Another issue has to do with the fact that PGP uses underlying primitives from SHA-1, which are known to be no longer secure. Because of this, the security of PGP begins to break down with a 4096 bit key. Thus a 2048 bit key is more secure. If the first 4640 bytes of a message are known, the 160 byte key be determined, and thus the state of your random number generator predicted, allowing the attacker to potentially regenerate the 512 bytes that created your 4096 bit key. This doesn’t happen at 2048 bit key size. Of course, a 2048 bit key is not secure for long term usage anymore, due to the increased available computing power for your average attacker.

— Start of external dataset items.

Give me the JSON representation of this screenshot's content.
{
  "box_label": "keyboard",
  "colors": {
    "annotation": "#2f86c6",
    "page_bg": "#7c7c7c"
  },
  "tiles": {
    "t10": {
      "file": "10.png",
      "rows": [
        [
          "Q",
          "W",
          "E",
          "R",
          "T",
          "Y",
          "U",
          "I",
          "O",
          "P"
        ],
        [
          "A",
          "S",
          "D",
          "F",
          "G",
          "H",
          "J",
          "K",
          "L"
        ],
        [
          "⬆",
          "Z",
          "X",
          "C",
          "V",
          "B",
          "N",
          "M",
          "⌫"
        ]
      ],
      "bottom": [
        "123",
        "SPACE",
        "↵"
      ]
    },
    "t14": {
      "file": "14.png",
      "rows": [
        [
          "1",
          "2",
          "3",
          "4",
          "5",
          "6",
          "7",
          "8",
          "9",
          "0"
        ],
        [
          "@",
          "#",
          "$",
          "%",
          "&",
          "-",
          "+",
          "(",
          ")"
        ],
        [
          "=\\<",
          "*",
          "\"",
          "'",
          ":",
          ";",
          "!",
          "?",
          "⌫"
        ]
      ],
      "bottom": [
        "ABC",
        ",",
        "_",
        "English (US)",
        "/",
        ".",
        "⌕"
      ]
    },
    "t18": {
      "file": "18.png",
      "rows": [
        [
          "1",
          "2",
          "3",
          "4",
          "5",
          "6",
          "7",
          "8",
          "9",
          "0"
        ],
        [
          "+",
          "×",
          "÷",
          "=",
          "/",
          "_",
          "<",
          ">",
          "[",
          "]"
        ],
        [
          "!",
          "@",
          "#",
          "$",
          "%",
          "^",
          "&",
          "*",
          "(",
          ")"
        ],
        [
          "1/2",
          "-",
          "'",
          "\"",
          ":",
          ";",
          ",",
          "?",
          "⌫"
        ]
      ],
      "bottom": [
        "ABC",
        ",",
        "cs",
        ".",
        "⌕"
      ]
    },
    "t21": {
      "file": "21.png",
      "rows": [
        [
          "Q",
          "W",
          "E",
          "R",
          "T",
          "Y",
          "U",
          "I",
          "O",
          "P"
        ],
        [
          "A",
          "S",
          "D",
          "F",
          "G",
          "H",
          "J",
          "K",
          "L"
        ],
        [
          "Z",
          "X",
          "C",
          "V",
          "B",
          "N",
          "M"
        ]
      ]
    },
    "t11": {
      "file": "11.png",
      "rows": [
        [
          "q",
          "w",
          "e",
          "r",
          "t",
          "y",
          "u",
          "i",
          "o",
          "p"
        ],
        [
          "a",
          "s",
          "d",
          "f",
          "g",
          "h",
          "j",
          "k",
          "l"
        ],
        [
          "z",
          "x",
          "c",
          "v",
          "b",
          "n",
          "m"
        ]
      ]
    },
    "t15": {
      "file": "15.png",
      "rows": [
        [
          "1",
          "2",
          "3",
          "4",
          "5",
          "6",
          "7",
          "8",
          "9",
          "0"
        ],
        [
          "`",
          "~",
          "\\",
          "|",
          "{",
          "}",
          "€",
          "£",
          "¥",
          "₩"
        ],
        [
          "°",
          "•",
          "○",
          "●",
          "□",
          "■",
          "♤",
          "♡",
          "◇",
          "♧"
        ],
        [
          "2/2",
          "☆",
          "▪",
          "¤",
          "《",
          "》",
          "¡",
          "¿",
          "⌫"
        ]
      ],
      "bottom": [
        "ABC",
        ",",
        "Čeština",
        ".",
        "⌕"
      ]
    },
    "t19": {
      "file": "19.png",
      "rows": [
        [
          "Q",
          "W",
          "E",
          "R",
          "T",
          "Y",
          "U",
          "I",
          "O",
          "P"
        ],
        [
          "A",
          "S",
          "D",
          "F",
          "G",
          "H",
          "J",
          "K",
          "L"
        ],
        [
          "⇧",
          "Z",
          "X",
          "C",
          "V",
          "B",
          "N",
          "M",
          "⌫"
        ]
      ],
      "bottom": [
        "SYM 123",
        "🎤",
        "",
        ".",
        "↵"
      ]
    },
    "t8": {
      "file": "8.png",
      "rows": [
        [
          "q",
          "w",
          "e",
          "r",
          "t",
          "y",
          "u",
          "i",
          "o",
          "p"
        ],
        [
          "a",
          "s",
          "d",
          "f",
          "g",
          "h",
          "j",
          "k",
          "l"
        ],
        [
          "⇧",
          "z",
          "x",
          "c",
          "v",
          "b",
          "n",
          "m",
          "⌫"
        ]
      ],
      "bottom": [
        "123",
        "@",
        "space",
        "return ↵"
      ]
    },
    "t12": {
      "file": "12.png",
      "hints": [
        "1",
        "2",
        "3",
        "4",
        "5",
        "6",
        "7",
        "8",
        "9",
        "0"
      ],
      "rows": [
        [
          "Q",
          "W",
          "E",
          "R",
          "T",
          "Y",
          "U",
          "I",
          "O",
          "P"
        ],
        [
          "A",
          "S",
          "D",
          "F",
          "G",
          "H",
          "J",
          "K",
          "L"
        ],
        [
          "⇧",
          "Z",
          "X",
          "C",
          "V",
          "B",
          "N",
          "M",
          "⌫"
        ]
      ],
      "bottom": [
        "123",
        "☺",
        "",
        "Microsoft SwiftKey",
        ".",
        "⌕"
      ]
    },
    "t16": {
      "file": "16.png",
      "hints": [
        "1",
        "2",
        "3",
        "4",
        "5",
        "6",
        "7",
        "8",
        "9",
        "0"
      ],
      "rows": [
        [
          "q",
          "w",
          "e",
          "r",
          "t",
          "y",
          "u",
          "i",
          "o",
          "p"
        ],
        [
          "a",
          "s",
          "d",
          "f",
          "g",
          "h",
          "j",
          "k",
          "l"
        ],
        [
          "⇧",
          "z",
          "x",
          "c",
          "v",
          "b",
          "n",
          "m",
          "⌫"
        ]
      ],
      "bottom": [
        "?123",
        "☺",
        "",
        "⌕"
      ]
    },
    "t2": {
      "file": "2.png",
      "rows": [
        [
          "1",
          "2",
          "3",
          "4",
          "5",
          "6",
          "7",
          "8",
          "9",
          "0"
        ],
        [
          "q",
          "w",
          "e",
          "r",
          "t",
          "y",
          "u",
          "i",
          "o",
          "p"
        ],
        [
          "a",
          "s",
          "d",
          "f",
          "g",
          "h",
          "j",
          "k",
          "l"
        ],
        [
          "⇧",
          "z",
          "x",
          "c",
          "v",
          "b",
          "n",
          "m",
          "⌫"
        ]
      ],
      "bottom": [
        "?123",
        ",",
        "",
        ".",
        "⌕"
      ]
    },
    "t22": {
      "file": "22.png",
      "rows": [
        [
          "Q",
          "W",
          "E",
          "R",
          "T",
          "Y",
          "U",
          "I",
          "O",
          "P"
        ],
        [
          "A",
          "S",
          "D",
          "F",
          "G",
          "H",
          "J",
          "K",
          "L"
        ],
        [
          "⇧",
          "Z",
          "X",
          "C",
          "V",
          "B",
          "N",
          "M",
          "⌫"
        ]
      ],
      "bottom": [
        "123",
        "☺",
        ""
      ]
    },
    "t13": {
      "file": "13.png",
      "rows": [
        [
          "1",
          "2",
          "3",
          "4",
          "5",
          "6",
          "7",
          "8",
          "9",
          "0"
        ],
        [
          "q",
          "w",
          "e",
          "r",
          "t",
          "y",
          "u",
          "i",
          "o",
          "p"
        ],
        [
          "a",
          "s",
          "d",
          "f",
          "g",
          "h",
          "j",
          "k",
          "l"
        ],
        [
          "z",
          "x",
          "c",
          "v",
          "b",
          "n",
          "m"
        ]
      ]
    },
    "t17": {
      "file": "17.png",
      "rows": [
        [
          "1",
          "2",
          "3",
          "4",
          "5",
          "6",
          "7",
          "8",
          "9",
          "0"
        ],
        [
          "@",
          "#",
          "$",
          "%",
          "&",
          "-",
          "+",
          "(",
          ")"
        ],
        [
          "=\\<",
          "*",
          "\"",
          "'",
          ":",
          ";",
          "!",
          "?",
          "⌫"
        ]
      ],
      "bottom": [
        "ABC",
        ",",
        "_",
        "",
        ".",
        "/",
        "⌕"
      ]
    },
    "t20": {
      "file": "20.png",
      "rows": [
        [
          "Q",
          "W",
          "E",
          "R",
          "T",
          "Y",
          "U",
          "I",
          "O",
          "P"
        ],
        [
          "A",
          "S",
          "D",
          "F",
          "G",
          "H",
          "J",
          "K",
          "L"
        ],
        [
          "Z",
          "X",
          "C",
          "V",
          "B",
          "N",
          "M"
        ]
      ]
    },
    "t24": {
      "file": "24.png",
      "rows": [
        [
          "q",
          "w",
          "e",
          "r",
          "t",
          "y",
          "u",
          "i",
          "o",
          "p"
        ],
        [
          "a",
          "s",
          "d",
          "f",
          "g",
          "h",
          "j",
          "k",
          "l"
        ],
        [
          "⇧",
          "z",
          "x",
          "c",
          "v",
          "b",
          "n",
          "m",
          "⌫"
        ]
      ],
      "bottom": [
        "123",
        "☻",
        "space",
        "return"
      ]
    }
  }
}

PGP should really move to an AES base, and have mandatory enforced integrity checking, which plugins should follow as well. This will not prevent someone from attacking cyphertext embedded in cleartext html that your email client then decrypts, so email clients should refuse to decrypt said text within the html contents, but should do so in a sandbox that the potentially malicious html in the clients html renderer can not access. Better yet, PGP mail plugins should refuse mixed media messages where the cypher text is embedded in another document medium other than plain text.
Also, you should keep in mind, even if your email client plugin is not vulnerable to exfiltration attacks, it doesn’t mean the clients of all the people you communicate with are not. So for now, PGP really shouldn’t be used with an automated pgp decryption plugin in the email client, but rather the cypher text should be extracted and manually decrypted from the command line by all parties. Since you can’t enforce that, you should not use PGP for encrypted email communications until at least the major email platforms are patched to prevent such an exploit.
At this time, I wouldn’t recommend PGP as a main form of end to end encryption either. Until the underlying cryptographic primitives are upgraded, and even then, I would have a strict anti-legacy PGP protocol policy in place. Really, in it’s current form, I would not use PGP for anything more than signature verification. Thankfully that aspect is still secure.
Currently, there are no suitable alternatives to PGP that are verified and secured to replace it for email communications. This is a major blow to secure email communications, and it will take time to fix PGP or to vette an appropriate replacement. Don’t even get me started on S/MIME, that ship has even more vagrant leaks than the titanic after it hit the iceberg. In the mean time, keep your head up, and keep your eyes open.